Initial erosion-deposition patterns in a sheltered coastal environment: the role of wind, waves, tides and graded sediment

Abstract

Nature-based sandy coastal protection measures are becoming increasingly more important as a sustainable alternative for hard engineering protection works (e.g. dikes, sea walls and breakwaters). Currently, most sandy coastal interventions are sited at open-ocean coastal systems and consist of a uniform sediment mixture (e.g. ‘Sand engine’ at the Holland coast). However, there is also a need for sustainable coastal protection measures in more sheltered coastal environments such as estuaries, deltas and bay-side beaches. In addition, natural coastal systems often consist of a wide range of sediment sizes which can substantially alter the morphodynamic processes. Therefore, it is essential to understand the hydrodynamic and morphodynamic processes to predict the evolution of sheltered coastal interventions with non-uniform sediments.
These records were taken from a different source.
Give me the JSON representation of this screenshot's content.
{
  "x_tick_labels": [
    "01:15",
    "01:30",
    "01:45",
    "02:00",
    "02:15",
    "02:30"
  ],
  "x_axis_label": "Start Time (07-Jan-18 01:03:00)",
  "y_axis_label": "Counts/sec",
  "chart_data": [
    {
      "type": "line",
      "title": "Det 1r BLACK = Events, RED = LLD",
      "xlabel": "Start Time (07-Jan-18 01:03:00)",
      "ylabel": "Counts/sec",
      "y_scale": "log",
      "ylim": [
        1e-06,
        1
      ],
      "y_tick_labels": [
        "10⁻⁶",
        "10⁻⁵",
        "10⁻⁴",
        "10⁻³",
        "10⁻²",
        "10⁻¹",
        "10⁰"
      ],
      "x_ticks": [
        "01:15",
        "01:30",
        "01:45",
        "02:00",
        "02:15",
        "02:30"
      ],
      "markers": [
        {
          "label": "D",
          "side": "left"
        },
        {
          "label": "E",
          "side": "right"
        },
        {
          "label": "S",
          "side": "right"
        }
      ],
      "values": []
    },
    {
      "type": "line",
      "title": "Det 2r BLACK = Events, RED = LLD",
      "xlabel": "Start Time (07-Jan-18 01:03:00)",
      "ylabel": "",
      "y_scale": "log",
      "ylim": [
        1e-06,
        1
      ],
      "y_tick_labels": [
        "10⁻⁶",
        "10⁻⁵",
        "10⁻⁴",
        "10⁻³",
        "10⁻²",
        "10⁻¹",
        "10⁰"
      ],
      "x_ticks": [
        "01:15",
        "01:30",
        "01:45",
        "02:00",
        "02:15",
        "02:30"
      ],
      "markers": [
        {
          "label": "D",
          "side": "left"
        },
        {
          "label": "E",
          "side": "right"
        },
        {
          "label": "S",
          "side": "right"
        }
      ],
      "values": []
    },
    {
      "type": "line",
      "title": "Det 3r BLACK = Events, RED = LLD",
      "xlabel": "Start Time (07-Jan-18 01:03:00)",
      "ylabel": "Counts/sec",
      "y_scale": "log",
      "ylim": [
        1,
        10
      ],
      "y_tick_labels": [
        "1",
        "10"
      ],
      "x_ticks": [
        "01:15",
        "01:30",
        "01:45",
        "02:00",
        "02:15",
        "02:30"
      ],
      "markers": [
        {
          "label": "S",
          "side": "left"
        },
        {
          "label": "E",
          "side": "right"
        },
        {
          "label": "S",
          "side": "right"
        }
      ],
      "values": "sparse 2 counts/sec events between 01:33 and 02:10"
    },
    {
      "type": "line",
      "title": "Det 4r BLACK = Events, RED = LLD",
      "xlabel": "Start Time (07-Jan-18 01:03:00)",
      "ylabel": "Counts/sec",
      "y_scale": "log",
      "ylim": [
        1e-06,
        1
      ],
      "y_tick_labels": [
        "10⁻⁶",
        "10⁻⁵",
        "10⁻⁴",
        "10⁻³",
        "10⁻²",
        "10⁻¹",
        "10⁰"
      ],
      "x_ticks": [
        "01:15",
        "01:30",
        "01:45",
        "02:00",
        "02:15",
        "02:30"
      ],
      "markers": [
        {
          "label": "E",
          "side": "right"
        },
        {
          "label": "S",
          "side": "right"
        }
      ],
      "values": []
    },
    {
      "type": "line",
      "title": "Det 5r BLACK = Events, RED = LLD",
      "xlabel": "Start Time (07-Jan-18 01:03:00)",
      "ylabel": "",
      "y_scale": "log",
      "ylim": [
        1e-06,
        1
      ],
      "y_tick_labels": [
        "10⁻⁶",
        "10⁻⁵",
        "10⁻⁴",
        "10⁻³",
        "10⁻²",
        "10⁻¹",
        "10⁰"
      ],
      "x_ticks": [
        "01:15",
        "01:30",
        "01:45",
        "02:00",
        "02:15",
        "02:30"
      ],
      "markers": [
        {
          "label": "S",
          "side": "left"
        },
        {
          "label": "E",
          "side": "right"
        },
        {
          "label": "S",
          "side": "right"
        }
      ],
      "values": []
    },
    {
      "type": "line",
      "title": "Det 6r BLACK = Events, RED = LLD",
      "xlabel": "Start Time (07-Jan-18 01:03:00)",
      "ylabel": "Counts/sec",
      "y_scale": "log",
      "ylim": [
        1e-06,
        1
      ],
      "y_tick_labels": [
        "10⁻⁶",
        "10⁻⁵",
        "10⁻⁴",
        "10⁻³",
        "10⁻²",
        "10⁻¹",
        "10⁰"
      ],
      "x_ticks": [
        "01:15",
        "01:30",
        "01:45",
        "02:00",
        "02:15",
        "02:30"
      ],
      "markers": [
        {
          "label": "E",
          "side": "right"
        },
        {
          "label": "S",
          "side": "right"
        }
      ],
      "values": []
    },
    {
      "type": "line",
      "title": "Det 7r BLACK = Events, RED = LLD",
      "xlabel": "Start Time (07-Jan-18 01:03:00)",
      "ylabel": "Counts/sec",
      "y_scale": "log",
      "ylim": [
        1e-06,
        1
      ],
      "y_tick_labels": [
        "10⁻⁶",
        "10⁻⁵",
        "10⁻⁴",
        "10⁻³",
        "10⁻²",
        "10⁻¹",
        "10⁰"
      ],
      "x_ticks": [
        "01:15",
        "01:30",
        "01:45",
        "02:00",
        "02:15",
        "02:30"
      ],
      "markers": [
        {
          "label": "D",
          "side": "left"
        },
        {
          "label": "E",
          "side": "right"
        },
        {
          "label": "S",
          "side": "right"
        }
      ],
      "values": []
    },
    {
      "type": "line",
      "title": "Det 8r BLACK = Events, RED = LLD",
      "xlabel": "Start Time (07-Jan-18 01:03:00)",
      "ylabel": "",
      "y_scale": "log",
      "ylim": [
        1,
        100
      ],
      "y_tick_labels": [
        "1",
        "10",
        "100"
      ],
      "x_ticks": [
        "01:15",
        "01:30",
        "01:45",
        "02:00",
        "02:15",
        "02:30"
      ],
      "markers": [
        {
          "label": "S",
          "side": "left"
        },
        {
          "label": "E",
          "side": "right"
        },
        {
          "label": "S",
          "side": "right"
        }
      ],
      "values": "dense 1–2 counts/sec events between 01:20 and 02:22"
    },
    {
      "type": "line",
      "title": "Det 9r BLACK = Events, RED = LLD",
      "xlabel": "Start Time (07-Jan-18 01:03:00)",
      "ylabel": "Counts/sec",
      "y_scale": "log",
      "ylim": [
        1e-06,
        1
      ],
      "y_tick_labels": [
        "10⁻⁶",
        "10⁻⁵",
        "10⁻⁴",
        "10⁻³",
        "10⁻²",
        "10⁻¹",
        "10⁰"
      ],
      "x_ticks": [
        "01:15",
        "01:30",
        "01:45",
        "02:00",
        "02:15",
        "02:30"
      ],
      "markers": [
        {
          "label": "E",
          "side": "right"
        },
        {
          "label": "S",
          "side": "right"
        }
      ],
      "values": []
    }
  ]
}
This study applies the widely used morphodynamic Delft3D model to study the sediment transport dynamics of such a system. The ‘Prins Hendrikzanddijk’ (PHZD), situated on the bay side of the Texel barrier island in the Dutch Wadden Sea, is used as a prototype system for a sheltered coastal intervention with non-uniform sediments. A Delft3D model is set up for the PHZD and the hydrodynamics are extensively calibrated with wave height and velocity data from a 6-week field campaign. The design of the model experiments is twofold: 1) the environmental boundary conditions are systematically varied to identify the role of different drivers (waves, tides, winds) on sediment transport, 2) the number of sediment sizes and initial bed composition is varied to determine the role of graded sediments and the bed composition on sediment transport. In order to model the bed composition changes, a multi-layer bed stratigraphy module is applied.

The results show that the sediment transport is a function of the wind velocity, wind direction and the geometry of the basin. During moderate energetic conditions, the orbital wave motion dominates the bed-shear stress. However, for more extreme storm conditions, the wind- and wave-driven currents become increasingly more important. With an increasing number of sediment fractions, the total sediment transport converges towards a larger suspended transport and a smaller bedload transport compared to a single fraction. Furthermore, the process of preferential transport, hiding and exposure effect and bed armoring are modelled by the multi-layer bed stratigraphy. Nevertheless, the hydrodynamic conditions are of greater importance for the bed evolution than the bed composition as there is little difference in bed level changes for an initial fine or a coarse bed composition. In addition, it is shown that the initial vertical bed composition is crucial for bed composition changes. However, the multi-layer bed stratigraphy model threats the sediment transport as diffusive fluxes while the observations show the deposition of discrete layers. Therefore, the model is not able to reproduce the observed vertical sorting.